I had been in New York attending a conference. When the conference was over, I crossed over the George Washington Bridge to go to Fort Lee, N.J., to meet with several executives at Kwasha Lipton, then a major employee benefits consulting firm.
The Kwasha Lipton executives I met with were very eager to discuss a new pension plan design. They called the design “cash balance,” so named because employees' benefits would be expressed, like in 401(k) plans, as a cash lump-sum benefit.
Candidly put, I did not understand the design by the time our meeting came to an end. But the discussion continued when Mike Bullard, then Kwasha Lipton's communications director, gave me a ride back to Washington, where I worked and lived.

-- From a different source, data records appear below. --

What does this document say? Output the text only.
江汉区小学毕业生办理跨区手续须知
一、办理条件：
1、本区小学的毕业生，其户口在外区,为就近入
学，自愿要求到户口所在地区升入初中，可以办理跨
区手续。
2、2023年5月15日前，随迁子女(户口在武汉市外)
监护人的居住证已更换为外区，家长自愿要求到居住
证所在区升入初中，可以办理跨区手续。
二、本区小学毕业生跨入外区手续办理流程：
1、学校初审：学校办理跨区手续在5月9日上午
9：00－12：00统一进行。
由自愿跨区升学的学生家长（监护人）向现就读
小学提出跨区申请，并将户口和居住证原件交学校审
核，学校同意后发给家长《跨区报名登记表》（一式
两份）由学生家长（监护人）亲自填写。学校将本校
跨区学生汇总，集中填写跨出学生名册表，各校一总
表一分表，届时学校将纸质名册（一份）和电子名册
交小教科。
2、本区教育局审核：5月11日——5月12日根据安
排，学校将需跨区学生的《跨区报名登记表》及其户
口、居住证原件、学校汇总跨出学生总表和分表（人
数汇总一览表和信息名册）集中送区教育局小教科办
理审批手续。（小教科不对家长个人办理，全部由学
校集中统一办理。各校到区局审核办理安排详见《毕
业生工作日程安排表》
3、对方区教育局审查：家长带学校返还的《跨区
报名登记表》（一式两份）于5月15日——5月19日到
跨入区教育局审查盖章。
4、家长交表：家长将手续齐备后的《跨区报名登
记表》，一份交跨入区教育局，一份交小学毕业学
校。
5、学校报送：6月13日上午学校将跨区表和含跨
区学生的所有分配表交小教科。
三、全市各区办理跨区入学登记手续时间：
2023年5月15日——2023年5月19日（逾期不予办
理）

I still remember—all these years later—that as we were crossing into Delaware, the proverbial light went on and I understood how cash balance plans truly combined the best features of defined benefit and defined contribution plans.
I was very eager to do a story on the new design and didn't have long to wait. A Kwasha Lipton client—Bank of America Corp.—was the first major employer to set up a plan and agreed to be interviewed.
This all came back to me the other week when Bank of America disclosed that it was freezing its cash balance plan and, like other employers, enhancing its 401(k) plan.
Bank of America certainly is not the first employer to freeze a cash balance plan or, for that matter, other defined benefit plans.
But as it was such an enthusiastic pioneer of the plan, I couldn't help but think: Is there really much of a future for defined benefit plans?
My own hunch is not much, leaving me bitter about the plans' demise. I'm bitter because of the many unfair stories written about cash balance plans. I'm also bitter because of how federal regulators dragged their feet in issuing guidance to clear up various cash balance plan issues, triggering a wave of litigation by the plaintiffs bar due to the regulatory vacuum.
Even today, regulators have not resolved all the issues, though they certainly have had enough time to do so.
The slanted stories and regulatory foot-dragging may not have stopped employers like Bank of America from freezing their plans and others from starting new ones. But it certainly didn't help.